With History on the Line, Championship Game to Be Broadcast at JPJ

Expect another sea of orange and blue Monday night when the UVA community gathers at John Paul Jones Arena to watch the Cavaliers play for their first national championship.

For three weeks, University of Virginia basketball fans (at least those not blessed with tickets and days off from work or school) have taken to all sorts of places – theaters, bars, gyms, amphitheaters, closed-off city streets, or firmly on that lucky spot on the living room couch, peeking between their fingers – to watch the Cavaliers make their heart-testing run through the NCAA Tournament.

On Monday, the University is inviting its community home to the John Paul Jones Arena to witness the finale of the most successful season in school history.

The University community is invited to watch the CBS broadcast of the NCAA men’s basketball national championship game between Virginia (34-3) and Texas Tech University (31-6) at JPJ. Doors will open at 8 p.m. in advance of the 9:20 p.m. broadcast on CBS. The event is open to the public.

The CBS broadcast will be displayed on Hoo Vision. Admission and parking for the event are free of charge and general admission. The clear bag policy and entry procedures in place for all home basketball games will be in place.

Wahoo fans last gathered at JPJ on March 9, when the Cavaliers defeated Louisville, 73-68, on Senior Night to close out the regular season. The players, coaches and team staff cut down the nets to celebrate UVA’s Atlantic Coast Conference regular-season championship and capturing the top seed in the subsequent conference tournament.

Thanks to several dramatic finishes in the last few weeks, capped by Kyle Guy’s last-second rescue job in Saturday’s 63-62 national semifinal victory over Auburn University, the crowd that assembles Monday will be rooting for a much larger prize.

The Cavaliers will be gunning for the first national championship in the school’s 114 seasons of basketball.

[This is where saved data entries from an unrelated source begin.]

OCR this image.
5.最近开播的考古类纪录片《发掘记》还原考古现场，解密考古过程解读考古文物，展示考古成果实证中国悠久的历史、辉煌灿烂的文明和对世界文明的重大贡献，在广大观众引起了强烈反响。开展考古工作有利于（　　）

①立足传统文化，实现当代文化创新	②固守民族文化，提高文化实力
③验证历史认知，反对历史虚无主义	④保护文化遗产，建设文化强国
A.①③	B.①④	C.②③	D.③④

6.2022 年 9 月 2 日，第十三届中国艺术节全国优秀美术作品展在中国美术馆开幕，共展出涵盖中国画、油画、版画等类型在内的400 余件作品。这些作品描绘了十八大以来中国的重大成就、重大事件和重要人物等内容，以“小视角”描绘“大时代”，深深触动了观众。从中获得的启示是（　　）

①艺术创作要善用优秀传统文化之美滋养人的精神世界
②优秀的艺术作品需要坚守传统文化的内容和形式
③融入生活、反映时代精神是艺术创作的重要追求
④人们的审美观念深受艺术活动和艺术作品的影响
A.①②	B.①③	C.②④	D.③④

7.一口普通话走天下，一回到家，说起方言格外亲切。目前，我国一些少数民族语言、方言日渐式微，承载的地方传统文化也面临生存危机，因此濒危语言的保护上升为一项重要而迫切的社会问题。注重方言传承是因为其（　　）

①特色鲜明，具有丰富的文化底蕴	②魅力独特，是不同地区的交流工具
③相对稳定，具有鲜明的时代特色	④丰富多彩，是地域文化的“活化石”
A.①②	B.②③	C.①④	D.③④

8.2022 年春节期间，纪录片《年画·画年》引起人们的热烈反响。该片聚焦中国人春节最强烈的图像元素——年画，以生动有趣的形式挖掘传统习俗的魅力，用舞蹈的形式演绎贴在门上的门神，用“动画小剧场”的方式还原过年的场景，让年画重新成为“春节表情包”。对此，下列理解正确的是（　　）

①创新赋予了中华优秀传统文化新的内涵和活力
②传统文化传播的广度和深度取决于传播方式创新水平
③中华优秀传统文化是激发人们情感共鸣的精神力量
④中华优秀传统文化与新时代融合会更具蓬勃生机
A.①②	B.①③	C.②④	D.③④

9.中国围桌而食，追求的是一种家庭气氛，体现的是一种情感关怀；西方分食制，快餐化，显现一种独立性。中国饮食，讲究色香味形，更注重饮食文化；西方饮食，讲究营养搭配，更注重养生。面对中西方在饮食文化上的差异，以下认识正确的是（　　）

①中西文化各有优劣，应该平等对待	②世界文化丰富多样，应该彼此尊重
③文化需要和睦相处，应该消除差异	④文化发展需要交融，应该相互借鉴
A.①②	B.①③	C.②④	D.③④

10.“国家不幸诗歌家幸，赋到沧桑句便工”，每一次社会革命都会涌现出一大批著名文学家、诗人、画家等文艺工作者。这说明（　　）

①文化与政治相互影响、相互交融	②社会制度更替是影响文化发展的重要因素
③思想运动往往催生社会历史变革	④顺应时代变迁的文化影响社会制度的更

Twice – in 1981 and 1984 – UVA advanced to the Final Four, but lost in the national semifinal round.

In all sports, UVA teams have won 24 NCAA national championships, including seven in men’s soccer (1989, 1991-94, 2009, 2014); five in men’s lacrosse (1972, 1999, 2003, 2006, 2011); four in men’s tennis (2013, 2015-17); three in women’s lacrosse (1991, 1993, 2004); two each in women’s cross country (1981 and ’82) and women’s rowing (2010, 2012); and one in baseball (2015). In addition, UVA captured three unofficial, non-NCAA national titles in men’s lacrosse (1952 and 1970) and boxing (1938).

The Cavalier men’s basketball team also won National Invitational Tournament championships in 1980 and 1992.

The 2019 Cavaliers reached Monday’s final with NCAA Tournament victories over Gardner-Webb University, the University of Oklahoma, the University of Oregon, Purdue University and Auburn University – the latter three wins coming by a combined 10 points.

Scoring likely will be at a premium in Monday night’s game. UVA holds its opponents to an average of 55.5 points per game, fewest in the country. Texas Tech ranks No. 3 in scoring defense, allowing just 58.8 points per game.